Blazingly fast API-compatible UTF-8 validation for Rust using SIMD extensions, based on the implementation from simdjson. Originally ported to Rust by the developers of simd-json.rs.

Quick start

Use basic::from_utf8() as a drop-in replacement for std::str::from_utf8().

use simdutf8::basic::from_utf8;

println!("{}", from_utf8(b"I \xE2\x9D\xA4\xEF\xB8\x8F UTF-8!").unwrap());

If you need the detailed information on validation failures, use compat::from_utf8 instead.

use simdutf8::compat::from_utf8;

let err = from_utf8(b"I \xE2\x9D\xA4\xEF\xB8 UTF-8!").unwrap_err();
assert_eq!(err.valid_up_to(), 5);
assert_eq!(err.error_len(), Some(2));

APIs

Basic flavor

Use the basic API flavor for maximum speed.
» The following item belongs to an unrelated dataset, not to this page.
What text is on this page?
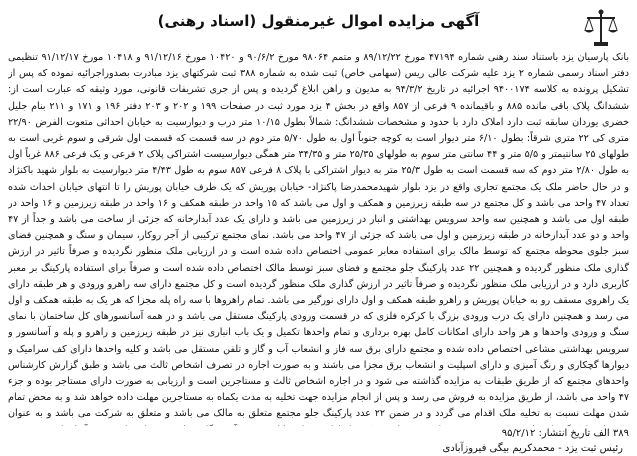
آگهی مزایده اموال غیرمنقول (اسناد رهنی)
بانک پارسیان یزد باستناد سند رهنی شماره ۴۷۱۹۴ مورخ ۸۹/۱۲/۲۲ و متمم ۹۸۰۶۴ مورخ ۹۰/۶/۲ و ۱۰۴۲۰ مورخ ۹۱/۱۲/۱۶ و ۱۰۴۱۸ مورخ ۹۱/۱۲/۱۷ تنظیمی دفتر اسناد رسمی شماره ۲ یزد علیه شرکت عالی ریس (سهامی خاص) ثبت شده به شماره ۳۸۸ ثبت شرکتهای یزد مبادرت بصدوراجرائیه نموده که پس از تشکیل پرونده به کلاسه ۹۴۰۰۱۷۴ اجرائیه در تاریخ ۹۴/۳/۲ به مدیون و راهن ابلاغ گردیده و پس از جری تشریفات قانونی، مورد وثیقه که عبارت است از: ششدانگ پلاک باقی مانده ۸۸۵ و باقیمانده ۹ فرعی از ۸۵۷ واقع در بخش ۴ یزد مورد ثبت در صفحات ۱۹۹ و ۲۰۲ و ۲۰۳ دفتر ۱۹۶ و ۱۷۱ و ۲۱۱ بنام جلیل خضری یوردان سابقه ثبت دارد املاک دارد با حدود و مشخصات ششدانگ: شمالاً بطول ۱۰/۱۵ متر درب و دیوارسیت به خیابان احداثی متعوت الفرض ۲۲/۹۰ متری کی ۲۲ متری شرقاً: بطول ۶/۱۰ متر دیوار است به کوچه جنوباً اول به طول ۵/۷۰ متر دوم در سه قسمت که قسمت اول شرقی و سوم غربی است به طولهای ۲۵ سانتیمتر و ۵/۵ متر و ۴۴ سانتی متر سوم به طولهای ۲۵/۳۵ متر و ۳۴/۳۵ متر همگی دیوارسیست اشتراکی پلاک ۲ فرعی و یک فرعی ۸۸۶ غرباً اول به طول ۲/۸۰ متر دوم که سه قسمت است به طول ۲۵/۳ متر به دیوار اشتراکی با پلاک ۸ فرعی ۸۵۷ سوم به طول ۴/۴۳ متر دیوارسیت به بلوار شهید باکنژاد و در حال حاضر ملک یک مجتمع تجاری واقع در یزد بلوار شهیدمحمدرضا پاکنژاد- خیابان پوریش که یک طرف خیابان پوریش را تا انتهای خیابان احداث شده تعداد ۴۷ واحد می باشد و کل مجتمع در سه طبقه زیرزمین و همکف و اول می باشد که ۱۵ واحد در طبقه همکف و ۱۶ واحد در طبقه زیرزمین و ۱۶ واحد در طبقه اول می باشد و همچنین سه واحد سرویس بهداشتی و انبار در زیرزمین می باشد و دارای یک عدد آبدارخانه که جزئی از ساخت می باشد و جداً از ۴۷ واحد و دو عدد آبدارخانه در طبقه زیرزمین و اول می باشد که جزئی از ۴۷ واحد می باشد. نمای مجتمع ترکیبی از آجر روکار، سیمان و سنگ و همچنین فضای سبز جلوی محوطه مجتمع که توسط مالک برای استفاده معابر عمومی اختصاص داده شده است و در ارزیابی ملک منظور نگردیده و صرفاً تاثیر در ارزش گذاری ملک منظور گردیده و همچنین ۲۲ عدد پارکینگ جلو مجتمع و فضای سبز توسط مالک اختصاص داده شده است و صرفاً برای استفاده پارکینگ بر معبر کاربری دارد و در ارزیابی ملک منظور نگردیده و صرفاً تاثیر در ارزش گذاری ملک منظور گردیده است و کل مجتمع دارای سه راهرو ورودی و هر طبقه دارای یک راهروی مسقف رو به خیابان پوریش و راهرو طبقه همکف و اول دارای نورگیر می باشد. تمام راهروها با سه راه پله مجزا که هر یک به طبقه همکف و اول می رسد و همچنین دارای یک درب ورودی بزرگ با کرکره فلزی که در قسمت ورودی پارکینگ مستقل می باشد و در همه آسانسورهای کل ساختمان با نمای سنگ و ورودی واحدها و هر واحد دارای امکانات کامل بهره برداری و تمام واحدها تکمیل و یک باب انباری نیز در طبقه زیرزمین و راهرو و پله و آسانسور و سرویس بهداشتی مشاعی اختصاص داده شده و مجتمع دارای برق سه فاز و انشعاب آب و گاز و تلفن مستقل می باشد و کلیه واحدها دارای کف سرامیک و دیوارها گچکاری و رنگ آمیزی و دارای اسپلیت و انشعاب برق مجزا می باشند و به صورت اجاره در تصرف اشخاص ثالث می باشد و طبق گزارش کارشناس واحدهای مجتمع که از طریق طبقات به مزایده گذاشته می شود و در اجاره اشخاص ثالث و مستاجرین است و ارزیابی به صورت دارای مستاجر بوده و جزء ۴۷ واحد می باشد، از طریق مزایده به فروش می رسد و پس از انجام مزایده جهت تخلیه به مدت یکماه به مستاجرین مهلت داده خواهد شد و به محض تمام شدن مهلت نسبت به تخلیه ملک اقدام می گردد و در ضمن ۲۲ عدد پارکینگ جلو مجتمع متعلق به مالک می باشد و متعلق به شرکت می باشد و به عنوان
۳۸۹ الف تاریخ انتشار: ۹۵/۲/۱۲
رئیس ثبت یزد - محمدکریم بیگی فیروزآبادی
It is fastest on valid UTF-8, but only checks for errors after processing the whole byte sequence and does not provide detailed information if the data is not valid UTF-8. basic::Utf8Error is a zero-sized error struct.

Compat flavor

The compat flavor is fully API-compatible with std::str::from_utf8. In particular, compat::from_utf8() returns a compat::Utf8Error, which has the valid_up_to() and error_len() methods. The first is useful for verification of streamed data. It also fails early: errors are checked on-the-fly as the string is processed and once an invalid UTF-8 sequence is encountered, it returns without processing the rest of the data. This comes at a performance penality compared to the basic module even when the input is valid UTF-8.

Implementation selection

The fastest implementation is selected at runtime using the std::is_x86_feature_detected! macro unless the targeted CPU supports AVX 2. Since this is the fastest implementation, it is called directly. So if you compile with RUSTFLAGS=-C target-cpu=native on a recent machine, the AVX 2 implementation is used without runtime detection.
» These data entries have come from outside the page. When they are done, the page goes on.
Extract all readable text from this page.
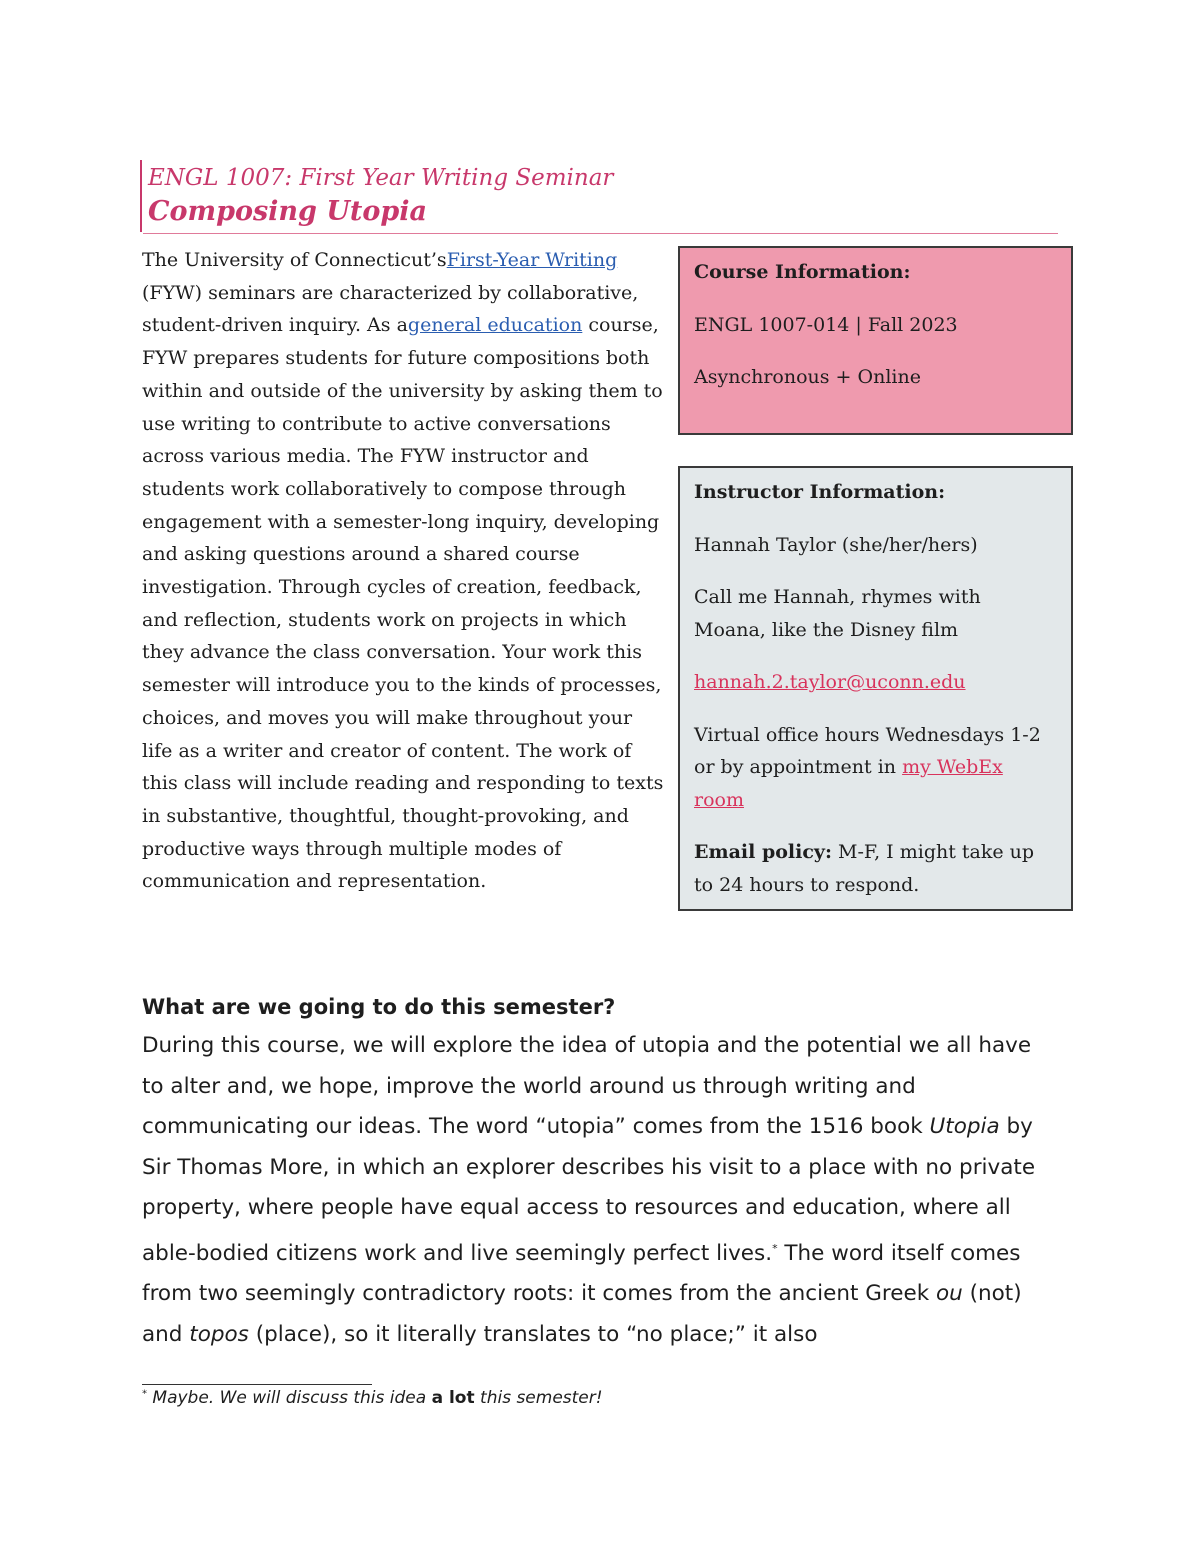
ENGL 1007: First Year Writing Seminar
Composing Utopia

The University of Connecticut’sFirst-Year Writing (FYW) seminars are characterized by collaborative, student-driven inquiry. As ageneral education course, FYW prepares students for future compositions both within and outside of the university by asking them to use writing to contribute to active conversations across various media. The FYW instructor and students work collaboratively to compose through engagement with a semester-long inquiry, developing and asking questions around a shared course investigation. Through cycles of creation, feedback, and reflection, students work on projects in which they advance the class conversation. Your work this semester will introduce you to the kinds of processes, choices, and moves you will make throughout your life as a writer and creator of content. The work of this class will include reading and responding to texts in substantive, thoughtful, thought-provoking, and productive ways through multiple modes of communication and representation.

Course Information:

ENGL 1007-014 | Fall 2023

Asynchronous + Online

Instructor Information:

Hannah Taylor (she/her/hers)

Call me Hannah, rhymes with Moana, like the Disney film

hannah.2.taylor@uconn.edu

Virtual office hours Wednesdays 1-2 or by appointment in my WebEx room

Email policy: M-F, I might take up to 24 hours to respond.

What are we going to do this semester?

During this course, we will explore the idea of utopia and the potential we all have to alter and, we hope, improve the world around us through writing and communicating our ideas. The word “utopia” comes from the 1516 book Utopia by Sir Thomas More, in which an explorer describes his visit to a place with no private property, where people have equal access to resources and education, where all able-bodied citizens work and live seemingly perfect lives.* The word itself comes from two seemingly contradictory roots: it comes from the ancient Greek ou (not) and topos (place), so it literally translates to “no place;” it also

* Maybe. We will discuss this idea a lot this semester!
For no-std support (compiled with --no-default-features) the implementation is selected based on the supported target features. Use RUSTFLAGS=-C target-cpu=avx2 to use the AVX 2 implementation or RUSTFLAGS=-C target-cpu=sse4.2 for the SSE 4.2 implementation.
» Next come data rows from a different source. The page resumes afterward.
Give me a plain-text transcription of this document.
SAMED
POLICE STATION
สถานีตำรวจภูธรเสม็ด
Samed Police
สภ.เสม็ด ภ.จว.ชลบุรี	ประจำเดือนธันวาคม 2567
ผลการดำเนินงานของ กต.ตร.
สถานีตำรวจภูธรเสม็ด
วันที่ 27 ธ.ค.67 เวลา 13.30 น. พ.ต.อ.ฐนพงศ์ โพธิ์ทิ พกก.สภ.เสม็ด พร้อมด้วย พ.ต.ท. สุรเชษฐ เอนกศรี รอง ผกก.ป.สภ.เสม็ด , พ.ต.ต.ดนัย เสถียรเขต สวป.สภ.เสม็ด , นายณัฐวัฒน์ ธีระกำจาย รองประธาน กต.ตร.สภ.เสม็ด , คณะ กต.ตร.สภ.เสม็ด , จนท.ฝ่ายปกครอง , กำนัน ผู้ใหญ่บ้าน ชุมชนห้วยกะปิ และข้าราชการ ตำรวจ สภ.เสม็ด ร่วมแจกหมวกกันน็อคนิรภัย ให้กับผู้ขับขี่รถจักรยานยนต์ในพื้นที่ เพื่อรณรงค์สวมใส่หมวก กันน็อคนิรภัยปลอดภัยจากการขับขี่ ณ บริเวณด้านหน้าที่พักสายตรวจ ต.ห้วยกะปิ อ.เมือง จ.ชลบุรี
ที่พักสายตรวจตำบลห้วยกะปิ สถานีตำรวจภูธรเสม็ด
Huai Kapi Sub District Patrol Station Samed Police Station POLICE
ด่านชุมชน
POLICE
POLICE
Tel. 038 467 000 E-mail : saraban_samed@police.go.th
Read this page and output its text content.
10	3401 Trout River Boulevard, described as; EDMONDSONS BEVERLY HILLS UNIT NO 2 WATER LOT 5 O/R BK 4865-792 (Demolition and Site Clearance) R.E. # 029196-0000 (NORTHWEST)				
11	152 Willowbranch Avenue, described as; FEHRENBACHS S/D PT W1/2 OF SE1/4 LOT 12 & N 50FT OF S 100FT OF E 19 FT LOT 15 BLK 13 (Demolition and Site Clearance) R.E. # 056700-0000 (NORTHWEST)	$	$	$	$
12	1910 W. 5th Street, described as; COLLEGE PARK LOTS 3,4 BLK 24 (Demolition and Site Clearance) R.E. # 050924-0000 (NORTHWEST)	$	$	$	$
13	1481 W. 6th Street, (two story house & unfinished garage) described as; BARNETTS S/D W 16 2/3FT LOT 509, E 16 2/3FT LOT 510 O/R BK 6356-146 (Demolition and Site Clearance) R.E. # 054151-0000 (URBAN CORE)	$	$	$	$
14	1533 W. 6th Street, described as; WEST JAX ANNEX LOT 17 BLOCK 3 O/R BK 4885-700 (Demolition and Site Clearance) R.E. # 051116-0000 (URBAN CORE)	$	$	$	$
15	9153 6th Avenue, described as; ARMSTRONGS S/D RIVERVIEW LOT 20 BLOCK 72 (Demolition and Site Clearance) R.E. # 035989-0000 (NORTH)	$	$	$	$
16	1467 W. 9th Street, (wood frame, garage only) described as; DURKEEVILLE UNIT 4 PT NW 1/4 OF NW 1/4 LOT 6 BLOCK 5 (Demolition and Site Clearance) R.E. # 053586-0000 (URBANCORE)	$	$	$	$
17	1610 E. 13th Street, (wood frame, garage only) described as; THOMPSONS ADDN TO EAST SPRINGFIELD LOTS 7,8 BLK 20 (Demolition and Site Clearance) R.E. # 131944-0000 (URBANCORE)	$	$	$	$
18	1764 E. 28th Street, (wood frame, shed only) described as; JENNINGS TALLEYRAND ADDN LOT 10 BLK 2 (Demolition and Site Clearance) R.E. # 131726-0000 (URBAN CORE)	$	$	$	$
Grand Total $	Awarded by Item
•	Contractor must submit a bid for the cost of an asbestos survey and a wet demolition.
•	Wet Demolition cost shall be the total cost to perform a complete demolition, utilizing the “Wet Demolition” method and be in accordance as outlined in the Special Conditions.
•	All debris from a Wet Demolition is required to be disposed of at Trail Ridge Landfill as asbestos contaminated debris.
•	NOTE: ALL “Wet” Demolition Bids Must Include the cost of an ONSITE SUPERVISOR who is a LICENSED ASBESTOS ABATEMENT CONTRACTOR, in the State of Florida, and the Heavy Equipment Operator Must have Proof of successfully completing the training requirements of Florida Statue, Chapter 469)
If you want to be able to call the individual implementation directly, use the public_imp feature flag. The validation implementations are then accessible via basic::imp::x86 and compat::imp::x86.

Modules

basic

The basic API flavor provides barebones UTF-8 checking at the highest speed.

compat

The compat API flavor provides full compatibility with std::str::from_utf8() and detailed validation errors.